AI mogul Andrew Ng's AI Fund, a startup incubator that supports small teams of experts trying to solve important problems using AI, is planning to raise more than $120 million in its second round of funding.
AI Fund's second fund, AI Venture Fund II, has raised $69.75 million so far from 13 partners, with about $50 million remaining to invest, according to an SEC filing. An AI Fund spokesman declined to comment.
Ng, founder of the Google Brain deep learning project, co-founder of Coursera and recently appointed to Amazon's board of directors, was one of the best-known figures in the AI community when he became Baidu's chief scientist in 2014. He left Baidu in 2017 to launch several AI ventures, including the Deeplearning.ai course and Landing AI, a startup that develops AI tools targeted at manufacturing companies.
Ng launched AI Fund with $175 million in 2018, shepherding its direction as the incubator's general partner. (In the SEC filing mentioned above, he's listed as “managing general partner” of AI Venture Fund II.) The idea was to provide money at the seed and Series A stages of a company's lifecycle, allowing teams to work in relative seclusion until they were ready and connecting them with Ng's extensive network of experts.
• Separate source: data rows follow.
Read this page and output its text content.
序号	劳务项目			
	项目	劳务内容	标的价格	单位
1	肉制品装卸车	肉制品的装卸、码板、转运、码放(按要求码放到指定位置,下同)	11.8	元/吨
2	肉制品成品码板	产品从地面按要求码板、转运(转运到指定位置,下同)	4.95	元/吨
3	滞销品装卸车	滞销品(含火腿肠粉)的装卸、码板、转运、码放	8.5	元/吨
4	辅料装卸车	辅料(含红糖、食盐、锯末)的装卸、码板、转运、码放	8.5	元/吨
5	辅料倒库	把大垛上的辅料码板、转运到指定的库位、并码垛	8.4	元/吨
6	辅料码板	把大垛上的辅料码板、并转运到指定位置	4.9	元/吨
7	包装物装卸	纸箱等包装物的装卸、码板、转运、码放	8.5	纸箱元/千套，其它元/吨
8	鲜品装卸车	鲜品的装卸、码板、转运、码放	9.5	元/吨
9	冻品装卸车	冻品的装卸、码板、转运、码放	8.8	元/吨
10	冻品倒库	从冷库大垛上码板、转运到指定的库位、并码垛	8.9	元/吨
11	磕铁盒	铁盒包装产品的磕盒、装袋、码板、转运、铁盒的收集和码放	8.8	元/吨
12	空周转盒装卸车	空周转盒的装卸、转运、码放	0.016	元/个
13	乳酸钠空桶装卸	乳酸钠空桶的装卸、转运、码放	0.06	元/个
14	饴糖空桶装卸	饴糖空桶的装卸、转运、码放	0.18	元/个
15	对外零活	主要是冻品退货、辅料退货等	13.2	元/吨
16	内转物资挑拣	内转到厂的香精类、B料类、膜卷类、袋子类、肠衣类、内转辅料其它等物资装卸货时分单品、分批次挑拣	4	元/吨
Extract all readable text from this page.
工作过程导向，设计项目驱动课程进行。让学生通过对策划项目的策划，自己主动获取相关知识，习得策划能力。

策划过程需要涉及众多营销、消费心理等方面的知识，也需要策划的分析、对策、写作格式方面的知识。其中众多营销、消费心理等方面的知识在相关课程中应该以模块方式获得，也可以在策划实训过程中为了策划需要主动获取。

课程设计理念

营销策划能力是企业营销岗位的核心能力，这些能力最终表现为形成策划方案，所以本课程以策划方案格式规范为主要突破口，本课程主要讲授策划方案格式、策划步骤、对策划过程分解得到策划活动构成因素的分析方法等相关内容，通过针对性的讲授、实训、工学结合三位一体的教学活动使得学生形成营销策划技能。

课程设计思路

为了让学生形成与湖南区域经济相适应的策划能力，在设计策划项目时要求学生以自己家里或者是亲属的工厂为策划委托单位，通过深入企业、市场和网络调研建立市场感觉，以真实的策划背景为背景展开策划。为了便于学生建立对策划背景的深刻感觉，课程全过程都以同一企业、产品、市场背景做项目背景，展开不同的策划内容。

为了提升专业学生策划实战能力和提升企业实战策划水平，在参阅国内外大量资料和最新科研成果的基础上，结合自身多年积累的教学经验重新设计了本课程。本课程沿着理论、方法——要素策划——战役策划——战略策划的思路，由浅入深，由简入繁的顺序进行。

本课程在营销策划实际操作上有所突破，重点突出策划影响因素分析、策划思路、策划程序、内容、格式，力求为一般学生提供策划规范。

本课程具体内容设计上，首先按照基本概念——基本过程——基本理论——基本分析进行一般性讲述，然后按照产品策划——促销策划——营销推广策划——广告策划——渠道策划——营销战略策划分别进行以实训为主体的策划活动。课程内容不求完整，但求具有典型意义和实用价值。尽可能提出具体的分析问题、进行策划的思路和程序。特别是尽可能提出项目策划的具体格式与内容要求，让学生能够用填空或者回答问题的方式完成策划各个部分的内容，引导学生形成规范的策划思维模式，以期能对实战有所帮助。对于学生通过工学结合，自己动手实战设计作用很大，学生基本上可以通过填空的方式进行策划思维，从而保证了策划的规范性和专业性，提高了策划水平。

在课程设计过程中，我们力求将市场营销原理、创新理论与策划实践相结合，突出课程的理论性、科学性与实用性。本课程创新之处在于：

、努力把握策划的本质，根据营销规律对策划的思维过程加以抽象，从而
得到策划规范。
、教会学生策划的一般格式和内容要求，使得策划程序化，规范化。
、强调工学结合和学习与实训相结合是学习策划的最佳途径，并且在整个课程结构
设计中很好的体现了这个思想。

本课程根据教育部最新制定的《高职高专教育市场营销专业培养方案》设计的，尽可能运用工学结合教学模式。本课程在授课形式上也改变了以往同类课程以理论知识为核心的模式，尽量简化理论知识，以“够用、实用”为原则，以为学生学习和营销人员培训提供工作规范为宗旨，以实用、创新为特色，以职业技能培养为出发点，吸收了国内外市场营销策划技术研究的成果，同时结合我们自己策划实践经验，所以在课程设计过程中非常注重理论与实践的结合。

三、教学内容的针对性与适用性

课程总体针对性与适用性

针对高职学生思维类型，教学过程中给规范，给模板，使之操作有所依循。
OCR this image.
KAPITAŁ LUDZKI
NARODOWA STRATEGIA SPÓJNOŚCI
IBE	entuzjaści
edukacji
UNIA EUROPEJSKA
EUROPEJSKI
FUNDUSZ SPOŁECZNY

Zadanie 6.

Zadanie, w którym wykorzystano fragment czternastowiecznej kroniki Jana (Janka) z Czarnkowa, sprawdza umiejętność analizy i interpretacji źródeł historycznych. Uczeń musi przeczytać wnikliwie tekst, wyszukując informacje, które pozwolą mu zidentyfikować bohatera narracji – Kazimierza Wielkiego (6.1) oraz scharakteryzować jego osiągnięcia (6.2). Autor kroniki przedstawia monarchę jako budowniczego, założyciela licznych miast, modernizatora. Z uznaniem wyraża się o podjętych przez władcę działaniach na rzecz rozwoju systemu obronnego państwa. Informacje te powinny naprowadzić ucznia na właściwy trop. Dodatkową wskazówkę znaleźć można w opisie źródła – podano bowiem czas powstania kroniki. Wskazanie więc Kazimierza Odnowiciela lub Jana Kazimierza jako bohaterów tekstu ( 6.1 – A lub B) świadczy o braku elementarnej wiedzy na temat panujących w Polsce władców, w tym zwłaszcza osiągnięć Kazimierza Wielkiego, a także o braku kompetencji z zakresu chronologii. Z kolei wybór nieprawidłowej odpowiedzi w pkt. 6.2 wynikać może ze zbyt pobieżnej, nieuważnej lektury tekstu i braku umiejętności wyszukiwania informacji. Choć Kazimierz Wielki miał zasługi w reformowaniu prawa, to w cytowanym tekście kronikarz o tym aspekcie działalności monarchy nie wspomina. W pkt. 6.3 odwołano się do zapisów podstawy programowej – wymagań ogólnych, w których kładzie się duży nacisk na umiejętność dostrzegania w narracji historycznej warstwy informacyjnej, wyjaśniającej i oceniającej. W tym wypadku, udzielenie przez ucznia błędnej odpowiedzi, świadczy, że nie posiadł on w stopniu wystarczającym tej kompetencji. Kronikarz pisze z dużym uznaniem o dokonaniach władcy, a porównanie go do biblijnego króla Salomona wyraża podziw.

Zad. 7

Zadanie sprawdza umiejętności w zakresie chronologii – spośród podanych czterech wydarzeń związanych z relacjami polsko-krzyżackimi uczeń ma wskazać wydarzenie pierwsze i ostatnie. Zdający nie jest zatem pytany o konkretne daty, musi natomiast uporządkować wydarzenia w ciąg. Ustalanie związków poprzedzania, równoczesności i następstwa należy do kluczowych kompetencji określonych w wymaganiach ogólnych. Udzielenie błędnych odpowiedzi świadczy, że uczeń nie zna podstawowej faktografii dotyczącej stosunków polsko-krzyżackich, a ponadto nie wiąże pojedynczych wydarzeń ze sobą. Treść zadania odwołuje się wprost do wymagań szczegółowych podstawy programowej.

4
Early backers of the AI Fund included Greylock Partners, New Enterprise Associates, Sequoia Capital and SoftBank Group Corp. Crunchbase lists 38 portfolio companies, including AI observation platform WhyLabs, Ng's own Landing AI and AI app-building tool Baseten.
AI Venture Fund II has raised $120 million, significantly smaller than the first AI Fund tranche, but still more than double the $50 million that Ng originally hoped to raise as a follow-up to the AI Fund.
Take this as another potential sign that the AI bubble, and especially the much-talked-about generative AI segment of it, is deflating.
Pitchbook recently reported that early-stage generative AI deals fell for the second consecutive quarter, plummeting 76% from their peak in Q3 2023. VC deal value in pre-seed and seed-stage deals fell to $122.9 million in Q1 2024, down from a high of $517.7 million in Q3.
This may be due to companies' passive attitude.
In two recent surveys by the Boston Consulting Group, nearly half of respondents—all of them chief executive officers—said they don’t expect generative AI to deliver significant productivity gains and are concerned that generative AI-powered tools could lead to mistakes and data leaks. As my colleague Ron Miller wrote last week, companies are finding that implementing generative AI at scale is harder than they previously thought, and executives are becoming cautious.